Denn eine Beschlussfassung des Betriebsrats ist nach ganz überwiegender Auffassung nur in einer Präsenzsitzung möglich, auch wenn das BetrVG ein ausdrückliches Verbot etwa der Videokonferenz nicht kennt. Fernmündliche Beschlüsse oder eine Beschlussfassung auf elektronischem Wege, etwa per Videokonferenz werden – jedenfalls im Normalfall – für unzulässig gehalten, auch dann, wenn alle Mitglieder mit dieser einverstanden sind. Ob Ausnahmen möglich sind, ist bisher strittig geblieben. Wichtigstes Argument gegen die Zulässigkeit ist die Vorschrift in § 30 BetrVG, dass die Sitzungen nicht öffentlich sind.
Diese geschilderte Rechtsauffassung spiegelt schon lange nicht mehr die Realität in vielen mittelständischen und Großunternehmen wider und erschwert die Mitbestimmung dort, wo viele Betriebsratsmitglieder an weit voneinander entfernten Orten eingesetzt werden. Bislang hatte aber auch das BAG offenbar keine Gelegenheit, durch seine Rechtsprechung korrigierend einzugreifen.
Aus gegebenem Anlass hatte daher der Bundesarbeitsminister im März zunächst eine sogenannte Ministererklärung herausgegeben. Darin erklärt Bundesminister Heil, dass eine Beschlussfassung per Videokonferenz, jedenfalls in diesen Ausnahmezeiten möglich sein soll und die Sitzungsteilnehmer ihre Teilnahme auch in Textform erklären könnten, etwa per Email. Derartig gefasste Beschlüsse seien nach seiner Auffassung wirksam.
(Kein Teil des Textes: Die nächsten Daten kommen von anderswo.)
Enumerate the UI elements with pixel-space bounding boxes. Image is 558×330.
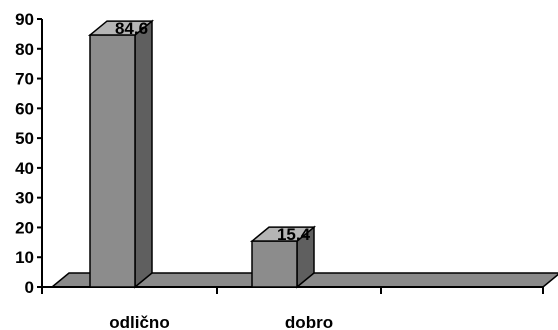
chart-labels: 84.6 15.4 odlično dobro (109, 19, 333, 330)
y-tick-label: 50 (15, 129, 34, 148)
y-tick-label: 70 (15, 70, 34, 89)
x-category-label: dobro (285, 313, 333, 330)
x-category-label: odlično (109, 313, 169, 330)
chart-bars (87, 19, 317, 289)
y-tick-label: 90 (15, 10, 34, 29)
y-tick-label: 40 (15, 159, 34, 178)
y-tick-label: 30 (15, 189, 34, 208)
y-tick-label: 20 (15, 218, 34, 237)
bar-front (251, 240, 298, 288)
y-tick-label: 0 (25, 278, 34, 297)
bar (87, 19, 155, 289)
y-tick-label: 60 (15, 99, 34, 118)
bar-front (89, 34, 136, 288)
bar (249, 225, 317, 289)
bar-side (134, 19, 153, 289)
y-tick-label: 80 (15, 40, 34, 59)
chart-axes: 0 10 20 30 40 50 60 70 80 90 (15, 10, 544, 297)
y-tick-label: 10 (15, 248, 34, 267)
data-label: 84.6 (115, 19, 148, 38)
data-label: 15.4 (277, 225, 311, 244)
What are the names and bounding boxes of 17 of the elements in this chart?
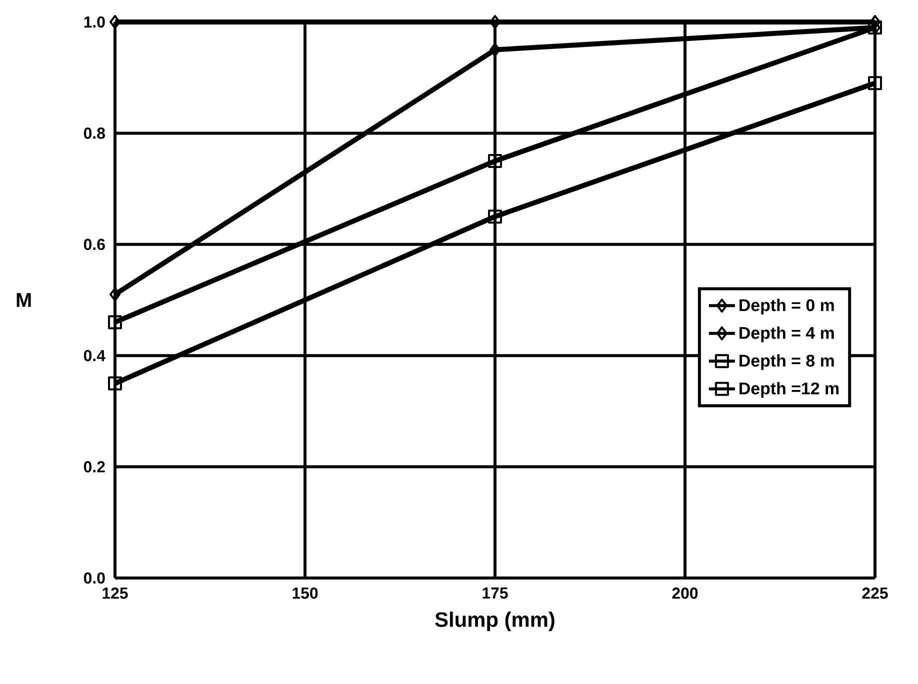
y-tick-label: 0.8 [84,128,105,139]
legend-label: Depth = 0 m [740,298,834,315]
x-axis-title: Slump (mm) [435,612,554,632]
x-tick-label: 225 [862,588,888,599]
y-tick-label: 1.0 [84,16,105,28]
x-tick-label: 175 [482,588,508,599]
y-tick-label: 0.2 [84,461,105,472]
y-tick-label: 0.0 [84,572,105,584]
x-tick-label: 150 [292,588,318,599]
x-tick-label: 125 [102,588,128,599]
y-tick-label: 0.4 [84,350,106,362]
y-tick-label: 0.6 [84,238,105,250]
y-axis-title: M [16,293,31,307]
x-tick-label: 200 [672,588,698,599]
legend-label: Depth = 4 m [740,326,834,342]
legend-label: Depth =12 m [740,382,839,398]
legend-label: Depth = 8 m [740,354,834,370]
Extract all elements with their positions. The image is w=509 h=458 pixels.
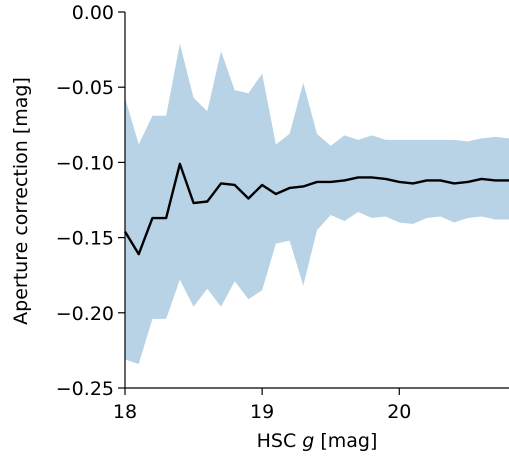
y-tick-label: −0.05 bbox=[56, 77, 114, 99]
median-line bbox=[123, 162, 509, 256]
y-tick-label: 0.00 bbox=[72, 2, 114, 24]
x-tick-label: 18 bbox=[113, 401, 137, 423]
y-tick-label: −0.10 bbox=[56, 152, 114, 174]
axes-layer bbox=[124, 12, 509, 389]
x-axis-label: HSC g [mag] bbox=[257, 430, 378, 452]
x-tick-label: 20 bbox=[387, 401, 411, 423]
scatter-band bbox=[125, 43, 509, 364]
y-tick-label: −0.15 bbox=[56, 228, 114, 250]
y-axis-label: Aperture correction [mag] bbox=[10, 77, 32, 325]
x-tick-label: 19 bbox=[250, 401, 274, 423]
median-line-layer bbox=[123, 162, 509, 256]
y-tick-label: −0.25 bbox=[56, 378, 114, 400]
scatter-band-layer bbox=[125, 43, 509, 364]
y-tick-label: −0.20 bbox=[56, 303, 114, 325]
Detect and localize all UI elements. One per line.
Die Ministererklärung als solche ist für die Arbeitsgerichte nicht bindend. Sie stellt mehr einen Appell an die Betriebsparteien dar, pragmatischen (d.h. technischen) Lösungen nachzugehen und die Wirksamkeit von entsprechend gefassten Beschlüssen nicht in Frage zu stellen. Für mehr Rechtssicherheit wäre gesorgt, wenn der Bundesgesetzgeber schleunigst die Regelung aus § 41 a des Europäischen Betriebsrätegesetzes für das BetrVG übernehmen würde. Dort ist für Besatzungsmitglieder von Seeschiffen die Teilnahme an Sitzungen mittels „neuer Informations- und Kommunikationstechnologien“ möglich, wenn dies in der Geschäftsordnung des BR so vorgesehen ist und sichergestellt ist, dass Dritte vom Inhalt der Sitzung keine Kenntnis nehmen können.
Update:
Nach Kritik aus der Fachwelt und der Wirtschaft haben die Koalitionsparteien nun doch Ende April im Bundestag ein Gesetz verabschiedet, dem der Bundesrat am 15. Mai 2020 zugestimmt hat.
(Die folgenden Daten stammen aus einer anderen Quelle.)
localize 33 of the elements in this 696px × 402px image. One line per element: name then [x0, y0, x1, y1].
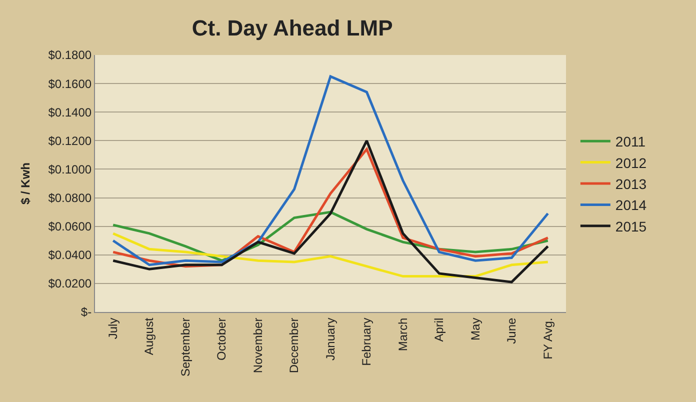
- x-tick-label: February: [360, 318, 374, 366]
- x-tick-label: September: [178, 318, 192, 377]
- y-tick-label: $0.1600: [48, 76, 92, 91]
- legend-label: 2014: [615, 197, 647, 214]
- y-tick-label: $0.1800: [48, 48, 92, 62]
- legend-label: 2011: [615, 134, 646, 150]
- x-tick-label: April: [432, 318, 446, 342]
- y-tick-label: $0.0200: [48, 276, 92, 291]
- y-tick-label: $-: [80, 305, 92, 320]
- y-tick-label: $0.1400: [48, 105, 92, 120]
- y-axis-title: $ / Kwh: [18, 162, 33, 205]
- x-tick-label: October: [214, 318, 229, 360]
- x-tick-label: FY Avg.: [540, 318, 555, 360]
- legend-label: 2013: [615, 176, 647, 192]
- line-series: [112, 232, 550, 278]
- x-tick-label: July: [106, 318, 120, 340]
- x-tick-label: March: [396, 318, 410, 352]
- x-tick-label: June: [504, 317, 519, 344]
- x-tick-label: August: [142, 317, 156, 356]
- chart-title: Ct. Day Ahead LMP: [192, 16, 393, 40]
- y-tick-label: $0.0600: [48, 220, 92, 234]
- legend-label: 2012: [615, 154, 647, 171]
- y-tick-label: $0.0800: [48, 190, 92, 205]
- x-tick-label: May: [468, 318, 482, 340]
- y-tick-label: $0.0400: [48, 248, 92, 262]
- line-series: [112, 75, 550, 266]
- legend-label: 2015: [615, 218, 647, 234]
- x-tick-label: November: [250, 318, 265, 374]
- x-tick-label: January: [323, 318, 338, 361]
- x-tick-label: December: [287, 318, 302, 374]
- y-tick-label: $0.1000: [48, 162, 92, 176]
- y-tick-label: $0.1200: [48, 134, 92, 148]
- line-series: [112, 139, 550, 284]
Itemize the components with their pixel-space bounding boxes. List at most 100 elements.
Mit Wirkung ab dem 1. März 2020 soll gemäß § 129 BetrVG die Teilnahme und die Beschlussfassung von Betriebsräten mittels Video- und Telefonkonferenz erfolgen können, wenn sichergestellt ist, dass Dritte vom Inhalt der Sitzung keine Kenntnis nehmen können. Eine Aufzeichnung soll unzulässig sein.
Die Anwesenheit kann in Textform bestätigt werden. Entsprechendes gilt für Gesamt- und Konzernbetriebsräte. Gleiches soll auch für die Sitzung und Beschlussfassung in der Einigungsstelle gelten. Damit wären – wenn auch vorübergehend – „virtuelle“ Einigungsstellensitzungen möglich. Entsprechendes soll auch für Sprecherausschüsse und Europäische Betriebsräte gelten.
Ebenfalls sollen Betriebsversammlungen mittels audiovisueller Technik zulässig sein.
Im Sinne der Rechtssicherheit ist dieser Vorschlag gegenüber dem Festhalten an der Ministererklärung im Grundsatz zu begrüßen. Die gesetzlichen Bestimmungen sollen aber bereits zum 31. Dezember 2020 wieder außer Kraft treten. Ob die Rückkehr zu rein „analogen“ Beschlussfassung ab kommenden Januar wirklich zielführend ist, darüber mag man streiten. Vielleicht helfen die bis dahin gesammelten Erfahrungen, um diese bei der Entscheidung über eine Verlängerung des Gesetzes einfließen zu lassen. Über den Fortgang des Gesetzgebungsprojekts halten wir Sie auf dem Laufenden.